Sorry if this is a dumb question. I am a data science noob.

Did you calculate the mean of era-wise correlations?
If you just calculated the correlation ignoring the eras, that could have been the cause of the small difference?

@shonumerai123 You’re right, I just calculated the correlation ignoring the eras. My mistake, thank you for pointing this out.

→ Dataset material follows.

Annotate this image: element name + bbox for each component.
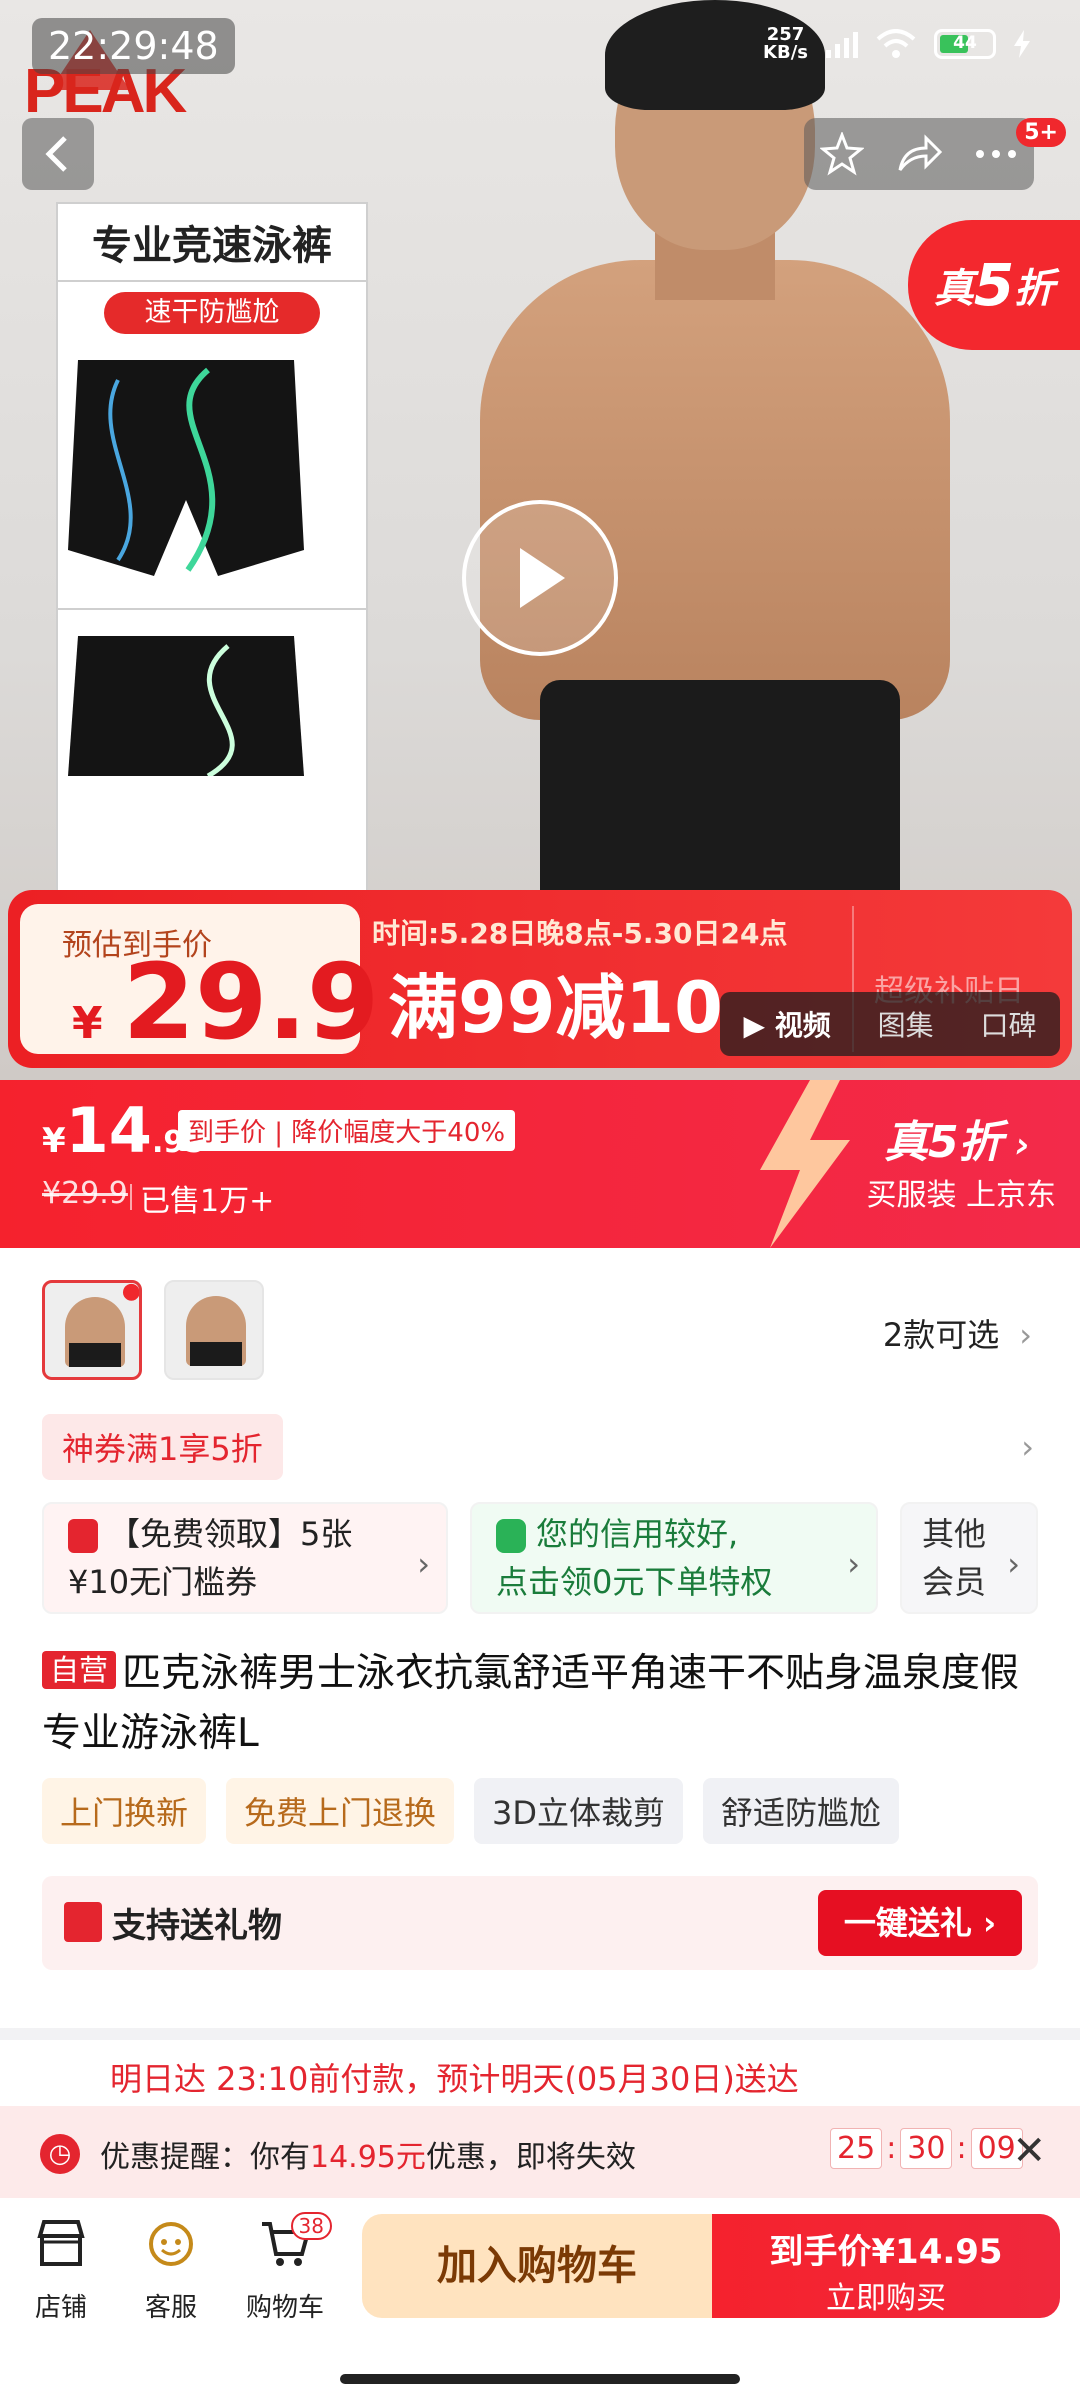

So, I just went back to my code and calculated the mean of the era-wise correlations using spearmanr.correlation, here are the results:

numer.ai era-wise validation correlation: 0.0254
spearmanr era-wise validation correlation: 0.0255

So, there appears to still be a small difference!

Code snippet:

from scipy.stats import spearmanr 
import numpy as np

# Numerai correlation functions
def correlation(targets, predictions):
    ranked_preds = predictions.rank(pct=True, method="first")
    return np.corrcoef(ranked_preds, targets)[0, 1]
def score(df):
    return correlation(df[TARGET_NAME], df[PREDICTION_NAME])

#Spearman scoring
def spearmandf(df):
    return spearmanr(df[PREDICTION_NAME], df[TARGET_NAME]).correlation

#read data
training_data = pd.read_csv("https://numerai-public-datasets.s3-us-west-2.amazonaws.com/latest_numerai_training_data.csv.xz")
tournament_data = pd.read_csv("https://numerai-public-datasets.s3-us-west-2.amazonaws.com/latest_numerai_tournament_data.csv.xz")
validation_data = tournament_data[tournament_data.data_type == "validation"].copy()

#features and eras
feature_names = [
    f for f in training_data.columns if f.startswith("feature")
]
training_data["erano"] = training_data.era.str.slice(3).astype(int)
eras = training_data.erano
target = "target"

#model
model = XGBRegressor(max_depth=5, learning_rate=0.01, n_estimators=2000, n_jobs=-1, colsample_bytree=0.1)
model.fit(training_data[feature_names], training_data[TARGET_NAME])

#predictions
valpredictions = model.predict(validation_data[feature_names])
validation_data[PREDICTION_NAME] = valpredictions.copy()

#numerai score
validation_correlations = validation_data.groupby("era").apply(score)
print(validation_correlations.mean())

#spearman score
validation_correlations = validation_data.groupby("era").apply(spearmandf)
print(validation_correlations.mean())
1 Like

Yes you should use the numeral correlation function, instead of spearmanr as that is the correct scoring function. I sometimes just use spearmanr because it’s convenient and, as you found, gives virtually identical answers. The difference is spearmanr ranks both inputs (rather than just predictions) before calling the Pearson correlation function.